Quarantuno anni dopo Sciascia, tocca a Giorgio Agamben, in Che cos'è reale? La scomparsa di Majorana (Neri Pozza, pagg. 78, euro 12,50), tentare una spiegazione di quell'enigma irrisolto. Lo ricordiamo, Ettore Majorana, giovane talento della fisica italiana, la sera del 25 marzo del 1938, mentre si trova a bordo di un piroscafo che da Napoli lo conduce a Palermo, svanisce nel nulla. Se per Sciascia, in La scomparsa di Majorana (1° ed. Einaudi, 1975), egli avrebbe deciso di uscire di scena dopo aver compreso che le scoperte di Fermi conducevano alla bomba atomica, per Agamben la causa sarebbe nella sua sfiducia nel cammino imboccato dalla scienza a causa del caos in cui l'avrebbe precipitata la meccanica quantistica. Le sue due ultime lettere, inviate la sera stessa all'amico e collega Carrelli (la prima) e ai genitori (la seconda), lo proverebbero.

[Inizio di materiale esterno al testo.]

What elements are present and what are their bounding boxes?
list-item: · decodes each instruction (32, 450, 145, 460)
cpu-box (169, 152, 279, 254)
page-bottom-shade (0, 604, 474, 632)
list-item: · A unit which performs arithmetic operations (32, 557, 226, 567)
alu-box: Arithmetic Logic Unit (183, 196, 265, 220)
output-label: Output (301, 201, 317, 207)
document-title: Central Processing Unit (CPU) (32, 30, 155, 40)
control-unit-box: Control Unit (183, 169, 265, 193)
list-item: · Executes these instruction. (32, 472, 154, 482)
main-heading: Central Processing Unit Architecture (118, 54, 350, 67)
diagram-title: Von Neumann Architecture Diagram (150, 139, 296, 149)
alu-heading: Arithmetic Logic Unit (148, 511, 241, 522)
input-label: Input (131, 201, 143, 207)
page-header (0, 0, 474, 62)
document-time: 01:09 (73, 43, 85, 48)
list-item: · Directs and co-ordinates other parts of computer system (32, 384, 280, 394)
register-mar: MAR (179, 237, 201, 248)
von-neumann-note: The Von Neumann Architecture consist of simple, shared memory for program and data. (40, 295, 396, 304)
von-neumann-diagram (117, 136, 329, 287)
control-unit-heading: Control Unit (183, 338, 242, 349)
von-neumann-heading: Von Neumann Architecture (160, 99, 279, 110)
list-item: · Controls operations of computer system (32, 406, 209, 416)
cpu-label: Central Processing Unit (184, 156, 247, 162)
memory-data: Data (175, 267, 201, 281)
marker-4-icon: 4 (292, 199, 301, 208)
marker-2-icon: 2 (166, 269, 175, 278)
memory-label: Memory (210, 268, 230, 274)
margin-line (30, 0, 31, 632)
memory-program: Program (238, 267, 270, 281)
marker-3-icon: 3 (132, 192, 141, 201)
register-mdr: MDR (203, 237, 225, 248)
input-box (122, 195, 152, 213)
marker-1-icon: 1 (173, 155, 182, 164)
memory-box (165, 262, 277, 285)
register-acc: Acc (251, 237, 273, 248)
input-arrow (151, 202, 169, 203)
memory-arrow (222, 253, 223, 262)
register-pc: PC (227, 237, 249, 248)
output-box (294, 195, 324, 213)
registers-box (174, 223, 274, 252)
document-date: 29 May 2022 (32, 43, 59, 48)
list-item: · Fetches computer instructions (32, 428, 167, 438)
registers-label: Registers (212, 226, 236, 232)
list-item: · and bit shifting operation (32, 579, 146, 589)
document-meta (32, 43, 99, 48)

Agamben, puntellandosi con le tesi di Simone Weil in Sur la science (Gallimard, 1966), cerca a sua volta di mettere in discussione i fondamenti della teoria quantistica, a suo dire basata su un equivoco di fondo: l'assegnazione dello statuto di realtà alla probabilità. Di più: la stessa scomparsa del fisico siciliano, stando ai documenti (tra cui un articolo intitolato Il valore delle leggi statistiche nella Fisica e nelle Scienze sociali, scritto da Majorana e pubblicato postumo) sarebbe un'«obiezione decisiva alla natura probabilistica della meccanica quantistica», nella quale, una volta assunto che lo stato reale di un sistema sia inconoscibile, i modelli statistici finiscono per sostituirsi alla realtà. Egli dunque si sarebbe deciso a quel gesto radicale perché deluso da ciò in cui aveva più creduto. Perché, sembra dire Agamben, se a governare le cose è il caso, la scienza come l'abbiamo intesa finora può dirsi finita. Quale migliore risposta allora che scomparire? Se difatti «la convenzione che regge la meccanica quantistica è che la realtà deve eclissarsi nella probabilità, allora la scomparsa è l'unico modo in cui il reale può affermarsi perentoriamente come tale, sottraendosi alla presa del calcolo». Majorana avrebbe dunque «fatto della sua stessa persona la cifra esemplare dello statuto del reale nell'universo probabilistico della fisica contemporanea». E avrebbe così «posto alla scienza la domanda che aspetta ancora la sua inesigibile e, tuttavia, ineludibile risposta: che cos'è reale?».